As you are an acknowledged expert in this area, I am writing to see if you could find time to review this manuscript. Ideally I would like the review back to me within 6 weeks if possible. Please let me know within 7 days if you will be able to review this paper. If you are unable to review would you take a moment to please recommend one or two other possible referees with expertise in this area.

You can respond to this invitation by either emailing me directly, or if you are willing to review the paper you may use the shortcut of clicking on the "Agree" link below. This will initiate another email that grants you access to the manuscript.

To respond automatically, click below:


You will then have access to the manuscript and reviewer instructions in your Referee Centre.
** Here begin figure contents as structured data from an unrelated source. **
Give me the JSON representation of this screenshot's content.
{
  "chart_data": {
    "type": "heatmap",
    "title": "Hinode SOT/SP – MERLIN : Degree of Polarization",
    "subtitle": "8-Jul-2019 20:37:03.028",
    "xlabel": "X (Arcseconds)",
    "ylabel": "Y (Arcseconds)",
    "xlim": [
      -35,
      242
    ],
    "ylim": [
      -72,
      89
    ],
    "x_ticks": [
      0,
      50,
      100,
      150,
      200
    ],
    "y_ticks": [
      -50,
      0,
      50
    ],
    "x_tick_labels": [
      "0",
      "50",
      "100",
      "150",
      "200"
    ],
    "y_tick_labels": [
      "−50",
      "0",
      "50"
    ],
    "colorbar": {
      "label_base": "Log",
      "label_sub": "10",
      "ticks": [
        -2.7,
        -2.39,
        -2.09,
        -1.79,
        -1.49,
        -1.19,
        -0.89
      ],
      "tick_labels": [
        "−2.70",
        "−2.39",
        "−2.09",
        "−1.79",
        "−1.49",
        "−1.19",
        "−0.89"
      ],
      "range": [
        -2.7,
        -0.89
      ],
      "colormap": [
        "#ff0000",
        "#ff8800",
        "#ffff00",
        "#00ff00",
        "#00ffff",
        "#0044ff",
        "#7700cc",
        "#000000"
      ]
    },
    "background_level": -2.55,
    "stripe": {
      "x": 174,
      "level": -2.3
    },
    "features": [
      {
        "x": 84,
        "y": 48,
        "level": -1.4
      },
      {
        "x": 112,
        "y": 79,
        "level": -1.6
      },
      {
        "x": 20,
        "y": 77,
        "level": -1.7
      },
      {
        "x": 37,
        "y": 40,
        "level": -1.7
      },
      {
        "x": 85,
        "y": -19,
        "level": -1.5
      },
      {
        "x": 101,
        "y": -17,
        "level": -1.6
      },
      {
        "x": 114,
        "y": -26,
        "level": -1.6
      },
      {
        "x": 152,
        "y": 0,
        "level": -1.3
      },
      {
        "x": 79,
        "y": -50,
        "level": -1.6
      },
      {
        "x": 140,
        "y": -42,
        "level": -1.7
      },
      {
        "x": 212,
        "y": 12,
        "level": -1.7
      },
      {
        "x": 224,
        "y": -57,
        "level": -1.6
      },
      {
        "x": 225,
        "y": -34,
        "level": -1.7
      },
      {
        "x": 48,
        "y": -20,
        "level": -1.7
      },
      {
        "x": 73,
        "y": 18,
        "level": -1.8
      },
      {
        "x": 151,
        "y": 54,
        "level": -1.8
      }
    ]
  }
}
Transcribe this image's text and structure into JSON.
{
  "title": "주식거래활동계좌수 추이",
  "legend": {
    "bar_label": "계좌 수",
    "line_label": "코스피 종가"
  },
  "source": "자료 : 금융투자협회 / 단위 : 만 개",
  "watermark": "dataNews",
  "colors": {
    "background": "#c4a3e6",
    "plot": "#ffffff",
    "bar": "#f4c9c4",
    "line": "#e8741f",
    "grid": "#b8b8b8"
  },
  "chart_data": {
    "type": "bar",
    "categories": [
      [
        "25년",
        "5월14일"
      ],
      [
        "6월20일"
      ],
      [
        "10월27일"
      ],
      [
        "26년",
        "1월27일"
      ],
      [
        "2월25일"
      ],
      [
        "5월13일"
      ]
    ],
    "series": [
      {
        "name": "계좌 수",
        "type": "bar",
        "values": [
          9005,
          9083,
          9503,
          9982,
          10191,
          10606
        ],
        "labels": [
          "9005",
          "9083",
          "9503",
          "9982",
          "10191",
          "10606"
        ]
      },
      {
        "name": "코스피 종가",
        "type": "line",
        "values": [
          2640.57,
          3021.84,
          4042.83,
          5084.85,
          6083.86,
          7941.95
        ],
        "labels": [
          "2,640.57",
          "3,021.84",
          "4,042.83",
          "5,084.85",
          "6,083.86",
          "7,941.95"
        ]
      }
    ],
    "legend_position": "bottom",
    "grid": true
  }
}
Thank you for taking the time to consider this request.


Prof. Glenn McGregor
International Journal of Climatology


Spurious correlations between recent warming and indices of local economic activity

Schmidt, Gavin

I analyse a series of climate model simulations of the 20th Century to investigate a number of published correlations between indices of local economic activity and recent global warming. These correlations have been used to support a hypothesis that the observed surface warming record has been contaminated in some way and thus overestimates true global warming. However, the basis of the results are correlations over a very restricted set of locations (predominantly western Europe, Japan and the US) which project strongly onto naturally occurring patterns of climate variability. Across model simulations the correlations vary widely due to the chaotic weather component in any short term record. I find that the reported correlations do not significantly fall outside the simulated distribution and that the correlations are probably spurious (i.e. are likely to have arisen from chance alone). Thus, though this study can not prove that the global temperature record is unbiased, I conclude there is no strong evidence from these correlations of any large scale contamination.